Intel Snags Apple Chip Biz from IBM
CUPERTINO - 06/06/05 - Apple Computer has said it will end a 14-year relationship and discontinue using microprocessor chips made by IBM in favor of chips produced by Silicon Valley-based Intel, according to CNET Networks Inc.'s News.com and The Wall Street Journal.
Officials from Apple, Intel Corp. and International Business Machines Corp. could not be reached yesterday to confirm the report, they said.
The decision is seen as a major risk for Apple Computer as switching over to Intel's x86 chips would force the company's Apple's programmers to rewrite its software to adapt to the new chips.
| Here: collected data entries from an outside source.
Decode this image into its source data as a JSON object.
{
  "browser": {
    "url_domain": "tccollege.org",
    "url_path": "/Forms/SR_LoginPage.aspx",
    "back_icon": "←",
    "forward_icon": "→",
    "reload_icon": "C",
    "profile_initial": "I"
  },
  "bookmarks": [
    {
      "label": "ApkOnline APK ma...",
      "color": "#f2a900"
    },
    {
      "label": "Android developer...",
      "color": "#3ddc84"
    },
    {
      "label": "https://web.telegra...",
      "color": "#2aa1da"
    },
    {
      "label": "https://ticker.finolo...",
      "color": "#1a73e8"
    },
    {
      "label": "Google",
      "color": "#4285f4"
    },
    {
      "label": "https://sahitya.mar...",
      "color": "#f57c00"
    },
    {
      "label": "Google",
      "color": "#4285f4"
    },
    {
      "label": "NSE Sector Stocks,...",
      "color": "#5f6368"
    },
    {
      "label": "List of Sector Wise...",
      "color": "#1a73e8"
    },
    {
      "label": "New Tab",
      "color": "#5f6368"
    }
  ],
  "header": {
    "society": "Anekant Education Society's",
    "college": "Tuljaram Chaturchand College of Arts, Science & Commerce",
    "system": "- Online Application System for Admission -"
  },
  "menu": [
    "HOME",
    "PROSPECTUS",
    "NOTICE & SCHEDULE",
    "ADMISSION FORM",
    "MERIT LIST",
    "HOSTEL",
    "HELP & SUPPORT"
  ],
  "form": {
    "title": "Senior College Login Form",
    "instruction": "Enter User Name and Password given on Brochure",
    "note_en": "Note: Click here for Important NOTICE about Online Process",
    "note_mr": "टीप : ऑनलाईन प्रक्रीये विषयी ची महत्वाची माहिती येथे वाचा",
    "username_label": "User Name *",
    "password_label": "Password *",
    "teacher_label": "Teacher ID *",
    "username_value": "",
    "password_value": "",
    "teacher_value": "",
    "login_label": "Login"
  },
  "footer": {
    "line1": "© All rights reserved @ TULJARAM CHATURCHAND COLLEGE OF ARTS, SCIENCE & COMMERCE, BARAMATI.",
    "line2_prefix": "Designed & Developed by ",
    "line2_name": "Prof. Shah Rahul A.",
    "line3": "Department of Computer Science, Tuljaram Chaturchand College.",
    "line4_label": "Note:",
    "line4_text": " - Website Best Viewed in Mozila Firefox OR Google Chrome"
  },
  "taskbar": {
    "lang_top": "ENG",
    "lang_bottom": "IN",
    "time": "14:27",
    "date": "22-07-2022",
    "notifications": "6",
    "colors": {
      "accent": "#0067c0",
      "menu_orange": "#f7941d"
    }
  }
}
Sources say Apple intends to shift to Intel chips for some products beginning in 2006 and across the company's complete product line the following year.
"I don't know that Apple's market share can survive another architecture shift,'' Insight 64 analyst Nathan Brookwood told News.com. "Every time they do this, they lose more customers.''
News.com reported that Apple would begin the transition to Intel with its lower-end computers, such as the Mac Mini, in mid-2006 and higher-end models a year later.
Apple's break with IBM stemmed from Jobs' wish that IBM make a larger variety of the PowerPC processors used in Macintosh systems. IBM balked because of concerns over the profitability of a low-volume business, News.com reported.
By wrestling away Apple's business from IBM, Intel tightens its stranglehold on the PC processor business. The company holds more than an 80% share of the market.
Although IBM will undoubtedly suffer a setback with the loss of Apple, the company is expected to reap a financial windfall after signing up Microsoft, Nintendo and Sony Corp. to use PowerPC technology in future video-game machines, industry analysts say.